Catholique rime avec laïc

Cependant le Brésil est laïc. La liberté de culte et de croyance est régie par la Constitution promulguée en 1988. Les discriminations fondées sur la religion y sont criminalisées par une loi de 1989. Les conflits de valeurs qui remuent l’État portent sur le droit à l’avortement et le mariage homosexuel. Si l’interruption volontaire de grossesse n’est autorisée qu’en cas de viol, de risque pour la mère, ou de malformation du fœtus, le mariage entre deux personnes du même sexe y est autorisé, comme chez nous, depuis 2013.

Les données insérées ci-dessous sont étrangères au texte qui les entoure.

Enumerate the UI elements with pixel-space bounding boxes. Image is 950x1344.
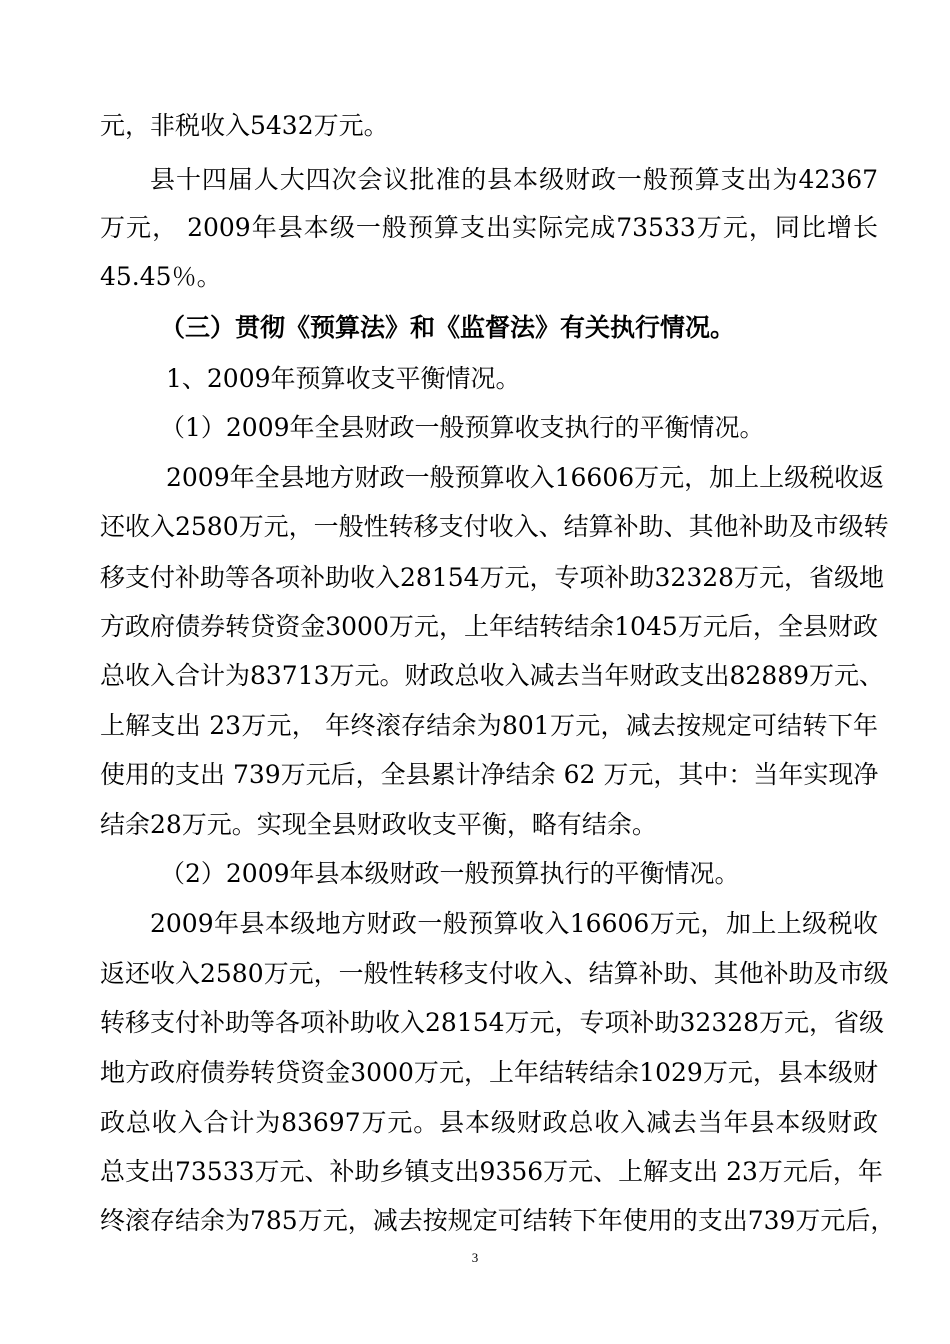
text-line: 2009年县本级地方财政一般预算收入16606万元，加上上级税收 xyxy=(150,909,878,938)
text-line: 返还收入2580万元，一般性转移支付收入、结算补助、其他补助及市级 xyxy=(100,959,889,988)
text-line: 移支付补助等各项补助收入28154万元，专项补助32328万元，省级地 xyxy=(100,563,885,592)
text-line: 还收入2580万元，一般性转移支付收入、结算补助、其他补助及市级转 xyxy=(100,512,889,541)
text-line: 1、2009年预算收支平衡情况。 xyxy=(166,364,521,393)
text-line: 45.45％。 xyxy=(100,262,222,291)
text-line: 方政府债券转贷资金3000万元，上年结转结余1045万元后，全县财政 xyxy=(100,612,878,641)
page-number: 3 xyxy=(471,1250,479,1265)
text-line: 地方政府债券转贷资金3000万元，上年结转结余1029万元，县本级财 xyxy=(100,1058,878,1087)
text-line: 终滚存结余为785万元，减去按规定可结转下年使用的支出739万元后， xyxy=(100,1206,896,1235)
text-line: 上解支出 23万元， 年终滚存结余为801万元，减去按规定可结转下年 xyxy=(100,711,878,740)
text-line: 总收入合计为83713万元。财政总收入减去当年财政支出82889万元、 xyxy=(100,661,885,690)
text-line: 总支出73533万元、补助乡镇支出9356万元、上解支出 23万元后，年 xyxy=(100,1157,883,1186)
text-line: 结余28万元。实现全县财政收支平衡，略有结余。 xyxy=(100,810,657,839)
text-line: 2009年全县地方财政一般预算收入16606万元，加上上级税收返 xyxy=(166,463,885,492)
text-line: （1）2009年全县财政一般预算收支执行的平衡情况。 xyxy=(160,413,765,442)
text-line: 元，非税收入5432万元。 xyxy=(100,111,389,140)
text-line: 万元， 2009年县本级一般预算支出实际完成73533万元，同比增长 xyxy=(100,213,878,242)
text-line: 县十四届人大四次会议批准的县本级财政一般预算支出为42367 xyxy=(150,165,878,194)
section-heading: （三）贯彻《预算法》和《监督法》有关执行情况。 xyxy=(160,313,736,342)
text-line: 政总收入合计为83697万元。县本级财政总收入减去当年县本级财政 xyxy=(100,1108,878,1137)
text-line: 使用的支出 739万元后，全县累计净结余 62 万元，其中：当年实现净 xyxy=(100,760,879,789)
text-line: （2）2009年县本级财政一般预算执行的平衡情况。 xyxy=(160,859,740,888)
text-line: 转移支付补助等各项补助收入28154万元，专项补助32328万元，省级 xyxy=(100,1008,885,1037)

D’après une enquête du Pew Research Centre, en 2014, la moitié des Brésiliens catholiques (51%) était favorable à ce fameux mariage, tandis que 84 % d’entre eux ne considéraient pas la contraception comme une faute morale. Comme me l’a clairement affirmé une évangélique militante originaire de Brasilia dans un taxi collectif menant de Saint-Georges de l’Oiapoque à Saint-Laurent-du-Maroni en Guyane française – d’où elle allait prêcher la bonne parole au Surinam – le catholicisme est plus libéral que le protestantisme évangélique. Après sa conversion, la trentenaire a cessé de fumer et ne boit plus une goutte d’alcool. Un prêtre jésuite, que je connais depuis des années, est amateur de bons vins et fume, lui, comme un pompier. Anecdotique peut-être, mais malgré sa réputation vieux jeu et conservatrice la foi catholique est moins exigeante que sa cousine évangélique. Le Brésil nous l’enseigne, le catholicisme peut s’harmoniser avec des mœurs libérales. Il a permis le carnaval de Rio, il n’a pas interdit ses excès, il n’a pas persécuté ses travestis. Il n’y a pas à rougir d’être catholique. Il n’y a pas à rougir d’aller à une messe ou de réciter un « Notre père » ou un « Je vous salue Marie ». Les Cariocas l’ont bien compris, eux. Les catholiques français devraient en prendre de la graine.